Menyadari kondisi ibunya, Nathan ingin membelikan sepatu untuk Maggie. Ia mendapatkan sepatu yang diinginkannya di rak diskon yang berantakan: sepatu berwarna cerah keperakan, bersinar dengan batu-batu imitasi berwarna merah, biru, dan hijau, dan hiasan yang berkilauan. Tapi, recehan yang dibawanya tidak cukup untuk membawa pulang sepatu itu. Ia berpaling dan bersirobok pandang dengan Robert Layton yang sedang antre di belakangnya.

"Pak, saya perlu membeli sepatu ini untuk ibuku," katanya dengan air mata menggenangi pelupuk mata. "Ibuku sekarang sedang sakit, dan saat kami makan malam ayahku berkata bahwa Ibu mungkin akan pergi meninggalkan kami menjumpai Yesus malam ini. Aku ingin Ibu tampak cantik ketika berjumpa dengan Yesus." (hlm. 140).
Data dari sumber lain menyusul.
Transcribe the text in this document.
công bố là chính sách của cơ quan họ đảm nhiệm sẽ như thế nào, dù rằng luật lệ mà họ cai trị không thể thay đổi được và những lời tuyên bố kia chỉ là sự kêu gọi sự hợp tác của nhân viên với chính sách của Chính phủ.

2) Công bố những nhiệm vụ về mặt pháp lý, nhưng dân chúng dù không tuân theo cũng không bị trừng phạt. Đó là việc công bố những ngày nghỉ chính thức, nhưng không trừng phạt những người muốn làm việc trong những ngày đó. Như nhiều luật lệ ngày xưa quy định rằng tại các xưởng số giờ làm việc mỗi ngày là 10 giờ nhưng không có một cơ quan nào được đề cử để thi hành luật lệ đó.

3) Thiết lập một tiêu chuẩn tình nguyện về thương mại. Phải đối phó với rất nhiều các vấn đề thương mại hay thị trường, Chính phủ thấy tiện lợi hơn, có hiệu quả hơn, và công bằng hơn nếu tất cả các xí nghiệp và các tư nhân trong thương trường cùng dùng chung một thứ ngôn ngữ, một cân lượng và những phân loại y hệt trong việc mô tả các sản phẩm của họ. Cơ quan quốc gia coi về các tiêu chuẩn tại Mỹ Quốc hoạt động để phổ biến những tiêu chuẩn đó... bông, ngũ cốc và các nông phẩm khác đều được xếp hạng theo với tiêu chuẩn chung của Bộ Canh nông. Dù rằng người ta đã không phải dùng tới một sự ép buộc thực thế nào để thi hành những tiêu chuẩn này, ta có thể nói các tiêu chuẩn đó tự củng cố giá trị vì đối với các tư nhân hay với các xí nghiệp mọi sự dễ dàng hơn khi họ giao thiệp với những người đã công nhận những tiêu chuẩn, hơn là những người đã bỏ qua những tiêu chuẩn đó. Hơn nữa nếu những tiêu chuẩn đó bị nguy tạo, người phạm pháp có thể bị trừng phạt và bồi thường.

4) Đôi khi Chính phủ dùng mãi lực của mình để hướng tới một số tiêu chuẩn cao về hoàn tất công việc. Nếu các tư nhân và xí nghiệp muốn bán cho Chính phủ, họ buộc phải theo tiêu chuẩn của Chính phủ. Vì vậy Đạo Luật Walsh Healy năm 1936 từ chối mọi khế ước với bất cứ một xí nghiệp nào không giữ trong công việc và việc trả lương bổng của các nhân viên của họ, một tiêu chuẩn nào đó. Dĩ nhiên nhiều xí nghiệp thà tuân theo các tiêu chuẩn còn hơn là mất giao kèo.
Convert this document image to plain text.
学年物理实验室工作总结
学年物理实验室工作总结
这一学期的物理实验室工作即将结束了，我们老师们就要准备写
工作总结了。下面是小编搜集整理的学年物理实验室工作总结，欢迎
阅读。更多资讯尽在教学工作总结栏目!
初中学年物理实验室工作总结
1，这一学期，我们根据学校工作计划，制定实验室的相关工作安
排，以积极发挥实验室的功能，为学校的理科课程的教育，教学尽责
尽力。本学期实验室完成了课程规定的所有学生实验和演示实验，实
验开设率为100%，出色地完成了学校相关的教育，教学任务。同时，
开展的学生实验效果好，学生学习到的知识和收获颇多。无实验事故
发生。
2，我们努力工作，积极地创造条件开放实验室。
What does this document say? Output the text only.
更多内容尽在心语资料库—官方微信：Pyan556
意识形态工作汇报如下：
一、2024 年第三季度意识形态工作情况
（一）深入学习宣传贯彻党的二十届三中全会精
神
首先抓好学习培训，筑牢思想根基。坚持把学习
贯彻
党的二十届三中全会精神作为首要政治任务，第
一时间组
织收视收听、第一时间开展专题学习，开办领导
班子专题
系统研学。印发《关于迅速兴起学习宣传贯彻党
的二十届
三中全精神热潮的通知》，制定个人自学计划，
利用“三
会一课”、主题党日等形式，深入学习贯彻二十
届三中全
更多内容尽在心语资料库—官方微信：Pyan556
Lalu, terjadilah apa yang dinyatakan dalam syair lagu The Christmas Shoes: 


I knew I caught a glimpse of heaven's love
(Kutahu telah kualami sekilas kasih surgawi)
As he thanked me and ran out
(Tatkala ia berterima kasih padaku dan berlari keluar)
 I knew that God had sent that little boy
(Aku tahu Allah telah mengirimkan anak kecil itu)
To remind me what Christmas is all about
(Untuk mengingatkanku akan makna Natal sesungguhnya)

Robert Layton pun menerima sebuah pelajaran penting di malam Natal, bahwa terkadang hal-hal terkecil, hal-hal yang mungkin akan dianggap tak berarti oleh sebagian orang, bisa mengubah sebuah kehidupan. Itulah makna yang diberikan Sepatu Natal yang dibeli Nathan Andrews untuk ibunya. 

Senyatanya, The Christmas Shoes adalah sebuah novel yang ditulis tanpa berbelit-belit, lugas, gampang dicerna dan langsung membidik sasaran. Tapi ketidakrumitannya membuat novel ini terasa begitu indah, mengharukan sekaligus menghangatkan hati. Begitu meresap, perlahan dan dalam, sehingga tanpa sadar, sambil membaca mata telah berkaca-kaca. Tidak berlebihan kalau saya menyatakan novel ini akan menjadi salah satu hadiah Natal terindah bagi siapa pun yang membacanya.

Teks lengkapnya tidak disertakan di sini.